- Education: University of Regensburg Harvard University
- Scientific career
- Workplaces: Cornell University Harvard University
- Thesis: Adipose tissue engineering development of a 3-D model system of adipogenesis. (2004)

= Claudia Fischbach =

German biophysicist

Claudia Fischbach is a German bioengineer who serves as the James M. and Marsha McCormick Director of Biomedical Engineering and the Stanley Bryer 1946 Professor of Biomedical Engineering at Cornell University. She is Director of the Cornell Physical Sciences Oncology Center on the Physics of Cancer Metabolism.

== Early life and education ==
Fischbach earned a master's degree in pharmacy from LMU Munich. She worked toward her doctorate in pharmaceutical technology at the University of Regensburg. She then moved to Harvard University, where she worked in tissue engineering as a postdoctoral researcher.

== Research and career ==
In 2007, Fischbach joined Cornell University, where she started using biomedical engineering to better understand how to treat cancer. The progression of cancer is influenced by interactions with nearby cells and the extracellular matrix. Despite that, the majority of cancer studies do not replicate conditions outside the body. Fischbach uses tissue engineering to design systems that let her lab model and investigate how these interactions influence tumor cells. She uses model systems to understand the biological strategies tumors adopt to modify bodily function, become more aggressive, and metastasize.

Fischbach has extensively investigated the fundamental mechanisms that underpin breast cancer. For example, she showed that obesity can change the composition of breast tissue, which can promote disease progression.
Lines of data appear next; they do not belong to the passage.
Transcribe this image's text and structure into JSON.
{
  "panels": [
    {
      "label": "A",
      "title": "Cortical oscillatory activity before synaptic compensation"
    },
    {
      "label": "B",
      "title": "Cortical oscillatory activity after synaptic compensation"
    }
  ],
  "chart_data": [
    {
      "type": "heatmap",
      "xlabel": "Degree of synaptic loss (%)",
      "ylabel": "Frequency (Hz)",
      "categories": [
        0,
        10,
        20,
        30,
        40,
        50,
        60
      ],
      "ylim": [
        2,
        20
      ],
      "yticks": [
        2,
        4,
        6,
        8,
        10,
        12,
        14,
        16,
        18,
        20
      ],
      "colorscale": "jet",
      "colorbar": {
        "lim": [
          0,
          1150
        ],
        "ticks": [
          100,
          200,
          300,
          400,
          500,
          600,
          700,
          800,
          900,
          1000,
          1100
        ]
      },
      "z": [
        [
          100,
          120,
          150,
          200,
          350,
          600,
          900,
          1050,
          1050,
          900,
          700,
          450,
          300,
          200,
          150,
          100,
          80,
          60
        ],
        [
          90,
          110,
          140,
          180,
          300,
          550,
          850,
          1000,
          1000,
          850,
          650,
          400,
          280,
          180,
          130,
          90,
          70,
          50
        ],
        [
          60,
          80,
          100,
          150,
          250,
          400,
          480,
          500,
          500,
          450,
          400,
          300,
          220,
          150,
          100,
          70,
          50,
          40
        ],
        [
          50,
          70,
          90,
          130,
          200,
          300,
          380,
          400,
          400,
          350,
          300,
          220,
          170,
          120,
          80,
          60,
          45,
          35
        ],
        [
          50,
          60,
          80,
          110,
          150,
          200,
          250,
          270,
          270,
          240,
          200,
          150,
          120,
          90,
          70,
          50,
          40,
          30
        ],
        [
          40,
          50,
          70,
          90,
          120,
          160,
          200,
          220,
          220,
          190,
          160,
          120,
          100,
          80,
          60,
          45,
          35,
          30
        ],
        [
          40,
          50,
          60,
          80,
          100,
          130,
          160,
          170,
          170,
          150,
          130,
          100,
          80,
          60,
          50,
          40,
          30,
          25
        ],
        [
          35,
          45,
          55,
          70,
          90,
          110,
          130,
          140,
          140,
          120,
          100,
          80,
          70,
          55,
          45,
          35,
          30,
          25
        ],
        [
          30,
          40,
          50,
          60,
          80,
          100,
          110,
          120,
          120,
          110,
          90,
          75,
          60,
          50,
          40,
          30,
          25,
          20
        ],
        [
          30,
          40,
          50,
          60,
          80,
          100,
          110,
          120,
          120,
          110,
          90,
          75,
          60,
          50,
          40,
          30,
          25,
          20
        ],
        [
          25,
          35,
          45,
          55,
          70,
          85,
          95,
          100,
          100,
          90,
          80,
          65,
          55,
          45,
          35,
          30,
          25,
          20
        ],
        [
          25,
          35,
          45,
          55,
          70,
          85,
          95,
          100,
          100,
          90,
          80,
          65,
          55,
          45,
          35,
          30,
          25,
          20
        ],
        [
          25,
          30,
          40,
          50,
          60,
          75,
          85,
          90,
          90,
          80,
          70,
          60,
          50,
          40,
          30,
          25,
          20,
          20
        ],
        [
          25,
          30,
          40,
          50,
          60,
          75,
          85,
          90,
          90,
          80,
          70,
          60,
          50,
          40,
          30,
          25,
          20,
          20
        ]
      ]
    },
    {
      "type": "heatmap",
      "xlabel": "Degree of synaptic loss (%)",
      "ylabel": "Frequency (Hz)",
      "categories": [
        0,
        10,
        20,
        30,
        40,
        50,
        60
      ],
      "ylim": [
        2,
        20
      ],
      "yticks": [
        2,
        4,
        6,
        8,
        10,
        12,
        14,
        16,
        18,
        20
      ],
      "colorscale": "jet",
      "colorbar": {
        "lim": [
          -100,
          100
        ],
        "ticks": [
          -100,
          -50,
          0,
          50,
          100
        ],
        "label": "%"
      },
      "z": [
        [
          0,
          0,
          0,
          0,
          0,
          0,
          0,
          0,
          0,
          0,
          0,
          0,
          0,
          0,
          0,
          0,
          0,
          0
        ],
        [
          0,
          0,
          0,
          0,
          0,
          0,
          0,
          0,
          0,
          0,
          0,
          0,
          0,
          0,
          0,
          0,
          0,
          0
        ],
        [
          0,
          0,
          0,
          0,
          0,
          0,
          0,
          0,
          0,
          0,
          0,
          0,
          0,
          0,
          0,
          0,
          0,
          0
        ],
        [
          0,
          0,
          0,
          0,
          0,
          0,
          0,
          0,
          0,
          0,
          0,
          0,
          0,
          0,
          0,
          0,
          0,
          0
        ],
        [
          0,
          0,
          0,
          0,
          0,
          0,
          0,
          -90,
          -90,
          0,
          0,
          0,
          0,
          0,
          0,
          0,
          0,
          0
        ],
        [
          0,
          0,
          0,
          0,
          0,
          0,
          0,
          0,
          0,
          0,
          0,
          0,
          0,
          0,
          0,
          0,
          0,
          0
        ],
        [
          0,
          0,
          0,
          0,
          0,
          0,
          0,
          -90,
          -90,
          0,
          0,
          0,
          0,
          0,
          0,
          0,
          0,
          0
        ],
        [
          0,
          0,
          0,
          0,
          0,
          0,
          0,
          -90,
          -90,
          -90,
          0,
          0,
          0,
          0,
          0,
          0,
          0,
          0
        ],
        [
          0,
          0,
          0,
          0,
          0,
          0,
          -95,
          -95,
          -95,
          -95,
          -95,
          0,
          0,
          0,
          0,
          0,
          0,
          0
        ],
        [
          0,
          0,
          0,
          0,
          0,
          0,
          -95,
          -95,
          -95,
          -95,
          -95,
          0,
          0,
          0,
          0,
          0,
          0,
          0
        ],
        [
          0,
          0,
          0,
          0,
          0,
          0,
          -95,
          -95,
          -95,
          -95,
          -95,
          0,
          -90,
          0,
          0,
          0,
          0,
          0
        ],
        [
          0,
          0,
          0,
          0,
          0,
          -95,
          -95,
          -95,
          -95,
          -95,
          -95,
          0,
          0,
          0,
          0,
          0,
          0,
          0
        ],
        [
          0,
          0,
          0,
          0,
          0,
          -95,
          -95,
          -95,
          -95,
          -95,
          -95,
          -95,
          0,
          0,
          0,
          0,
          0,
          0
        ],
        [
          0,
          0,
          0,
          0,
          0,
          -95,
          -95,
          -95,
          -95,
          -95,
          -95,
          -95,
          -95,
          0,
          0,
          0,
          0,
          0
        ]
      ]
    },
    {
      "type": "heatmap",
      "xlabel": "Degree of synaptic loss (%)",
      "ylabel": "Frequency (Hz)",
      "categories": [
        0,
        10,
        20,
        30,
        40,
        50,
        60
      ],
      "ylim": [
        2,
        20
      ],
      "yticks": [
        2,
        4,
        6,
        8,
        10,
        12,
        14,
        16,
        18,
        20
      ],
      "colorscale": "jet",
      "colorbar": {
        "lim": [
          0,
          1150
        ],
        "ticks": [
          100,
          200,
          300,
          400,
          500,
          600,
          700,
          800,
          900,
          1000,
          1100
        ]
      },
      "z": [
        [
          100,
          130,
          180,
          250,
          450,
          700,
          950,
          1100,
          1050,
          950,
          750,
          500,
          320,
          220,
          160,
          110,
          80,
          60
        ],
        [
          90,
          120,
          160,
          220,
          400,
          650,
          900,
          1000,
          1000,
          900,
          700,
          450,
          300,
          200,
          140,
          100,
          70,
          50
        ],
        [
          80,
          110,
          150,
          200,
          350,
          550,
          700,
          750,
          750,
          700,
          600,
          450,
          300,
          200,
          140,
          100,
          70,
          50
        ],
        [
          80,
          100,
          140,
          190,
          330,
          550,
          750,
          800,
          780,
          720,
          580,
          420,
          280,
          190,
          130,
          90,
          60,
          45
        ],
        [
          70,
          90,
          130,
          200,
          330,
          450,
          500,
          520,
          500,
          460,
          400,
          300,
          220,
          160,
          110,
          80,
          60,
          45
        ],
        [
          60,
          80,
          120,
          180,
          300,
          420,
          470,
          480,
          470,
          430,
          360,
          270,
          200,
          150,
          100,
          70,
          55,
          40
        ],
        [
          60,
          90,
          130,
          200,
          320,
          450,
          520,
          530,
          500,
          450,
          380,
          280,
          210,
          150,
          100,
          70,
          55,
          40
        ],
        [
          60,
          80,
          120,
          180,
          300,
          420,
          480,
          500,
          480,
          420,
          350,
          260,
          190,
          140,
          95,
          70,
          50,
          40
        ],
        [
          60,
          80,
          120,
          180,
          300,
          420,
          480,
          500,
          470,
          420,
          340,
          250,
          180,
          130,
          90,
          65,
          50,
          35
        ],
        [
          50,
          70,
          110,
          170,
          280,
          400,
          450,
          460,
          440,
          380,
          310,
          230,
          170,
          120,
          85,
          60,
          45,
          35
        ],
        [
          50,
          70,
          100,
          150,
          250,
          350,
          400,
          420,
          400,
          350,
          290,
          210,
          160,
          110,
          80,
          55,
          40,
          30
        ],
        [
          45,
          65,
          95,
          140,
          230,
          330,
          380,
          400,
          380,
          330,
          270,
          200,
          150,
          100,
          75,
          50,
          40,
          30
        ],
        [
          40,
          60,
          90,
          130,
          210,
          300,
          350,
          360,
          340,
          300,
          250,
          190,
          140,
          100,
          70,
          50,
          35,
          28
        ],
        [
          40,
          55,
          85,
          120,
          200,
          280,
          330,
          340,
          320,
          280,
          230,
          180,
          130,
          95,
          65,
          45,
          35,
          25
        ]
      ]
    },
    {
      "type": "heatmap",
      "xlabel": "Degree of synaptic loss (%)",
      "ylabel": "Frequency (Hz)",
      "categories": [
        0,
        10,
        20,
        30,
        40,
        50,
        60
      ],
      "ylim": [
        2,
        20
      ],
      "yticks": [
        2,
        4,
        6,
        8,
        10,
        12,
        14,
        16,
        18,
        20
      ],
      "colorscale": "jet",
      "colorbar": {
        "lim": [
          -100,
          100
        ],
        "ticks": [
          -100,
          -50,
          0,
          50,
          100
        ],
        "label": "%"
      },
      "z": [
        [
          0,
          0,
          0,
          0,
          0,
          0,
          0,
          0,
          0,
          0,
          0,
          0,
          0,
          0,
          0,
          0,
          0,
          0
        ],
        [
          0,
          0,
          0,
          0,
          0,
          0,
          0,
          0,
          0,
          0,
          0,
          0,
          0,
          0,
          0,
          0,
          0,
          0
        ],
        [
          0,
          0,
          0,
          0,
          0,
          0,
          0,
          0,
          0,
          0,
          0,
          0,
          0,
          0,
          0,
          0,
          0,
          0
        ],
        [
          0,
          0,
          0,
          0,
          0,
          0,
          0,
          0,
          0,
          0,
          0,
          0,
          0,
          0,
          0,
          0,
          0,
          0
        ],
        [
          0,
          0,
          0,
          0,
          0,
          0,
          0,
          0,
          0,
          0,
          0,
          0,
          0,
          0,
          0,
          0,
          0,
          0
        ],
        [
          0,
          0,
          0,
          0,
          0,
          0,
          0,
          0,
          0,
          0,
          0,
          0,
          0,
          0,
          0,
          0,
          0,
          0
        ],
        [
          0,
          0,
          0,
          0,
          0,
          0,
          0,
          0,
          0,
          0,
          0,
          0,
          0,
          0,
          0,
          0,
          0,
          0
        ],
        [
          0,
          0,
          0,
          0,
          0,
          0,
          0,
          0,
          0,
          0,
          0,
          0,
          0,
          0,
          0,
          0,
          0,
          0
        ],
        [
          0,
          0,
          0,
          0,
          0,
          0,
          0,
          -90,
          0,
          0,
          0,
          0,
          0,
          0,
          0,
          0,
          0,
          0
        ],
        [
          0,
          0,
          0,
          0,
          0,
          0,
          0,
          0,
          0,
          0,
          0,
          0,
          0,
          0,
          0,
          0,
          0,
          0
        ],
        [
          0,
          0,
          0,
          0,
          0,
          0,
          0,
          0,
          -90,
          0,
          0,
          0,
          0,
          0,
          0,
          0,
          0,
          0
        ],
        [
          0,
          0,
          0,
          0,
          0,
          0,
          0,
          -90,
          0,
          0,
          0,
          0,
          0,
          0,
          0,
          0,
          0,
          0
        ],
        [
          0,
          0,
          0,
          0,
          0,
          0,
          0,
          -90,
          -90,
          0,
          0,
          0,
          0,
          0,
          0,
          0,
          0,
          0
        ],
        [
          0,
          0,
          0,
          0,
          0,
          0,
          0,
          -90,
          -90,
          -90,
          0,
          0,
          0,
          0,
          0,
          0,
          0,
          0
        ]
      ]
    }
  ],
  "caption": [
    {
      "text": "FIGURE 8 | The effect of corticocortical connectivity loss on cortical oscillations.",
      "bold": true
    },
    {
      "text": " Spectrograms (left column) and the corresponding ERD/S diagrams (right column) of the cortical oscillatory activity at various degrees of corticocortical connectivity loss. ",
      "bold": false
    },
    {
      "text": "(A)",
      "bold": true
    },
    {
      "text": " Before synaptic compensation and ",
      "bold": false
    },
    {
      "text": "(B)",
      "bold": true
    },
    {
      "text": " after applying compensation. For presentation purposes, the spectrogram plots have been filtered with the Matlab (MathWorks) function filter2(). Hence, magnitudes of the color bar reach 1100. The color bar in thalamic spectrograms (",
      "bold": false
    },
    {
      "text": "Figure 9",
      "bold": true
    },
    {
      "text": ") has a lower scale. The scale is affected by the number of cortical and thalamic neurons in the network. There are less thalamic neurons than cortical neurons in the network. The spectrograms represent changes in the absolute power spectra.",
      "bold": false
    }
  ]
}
Moreover, she was supported by the Human Frontier Science Program to study the impact of breast cancer on the material properties of bone. She showed that exercise, which is often prescribed to prevent bone loss, could also help to protect people against metastatic cancer. In addition, her research demonstrated that breast cancer can trigger distant bone growth, which could be a preemptive defense against metastasis.

== Awards and honors ==
- 2015 Public Voices Fellow of The OpEd Project
- 2016 Fellow of the American Institute for Medical and Biological Engineering
- 2017 Alexander von Humboldt Foundation
- 2018 Fellow of the Biomedical Engineering Society
- 2022 Cornell University College of Engineering EPICC Award
- 2023 Biomedical Engineering Society Cellular and Molecular Bioengineering Momentum Award

== Selected publications ==
- Siyoung Choi, Matthew A Whitman, Adrian A Shimpi, ... Claudia Fischbach (7 August 2023). "Bone-matrix mineralization dampens integrin-mediated mechanosignalling and metastatic progression in breast cancer." Nature Biomedical Engineering. PMID 37550422.
- Bo Ri Seo, Xingyu Chen, Lu Ling, ... Claudia Fischbach (8 May 2020). "Collagen microarchitecture mechanically controls myofibroblast differentiation." Proceedings of the National Academy of Sciences. PMID 32385149.
- Bo Ri Seo, Priya Bhardwaj, Siyoung Choi ... Claudia Fischbach (19 August 2015). "Obesity-dependent changes in interstitial ECM mechanics promote breast tumorigenesis." Science Translational Medicine. PMID 26290412.
- Maureen E Lynch, Daniel Brooks, Sunish Mohanan, ... Claudia Fischbach (3 May 2013). "In vivo tibial compression decreases osteolysis and tumor formation in a human metastatic breast cancer model." Journal of Bone and Mineral Research. PMID 23649605.
- Claudia Fischbach, Hyun Joon Kong, Susan X Hsiong, ... David J Mooney (6 January 2009). "Cancer cell angiogenic capability is regulated by 3D culture and integrin engagement." Proceedings of the National Academy of Sciences. PMID 19126683.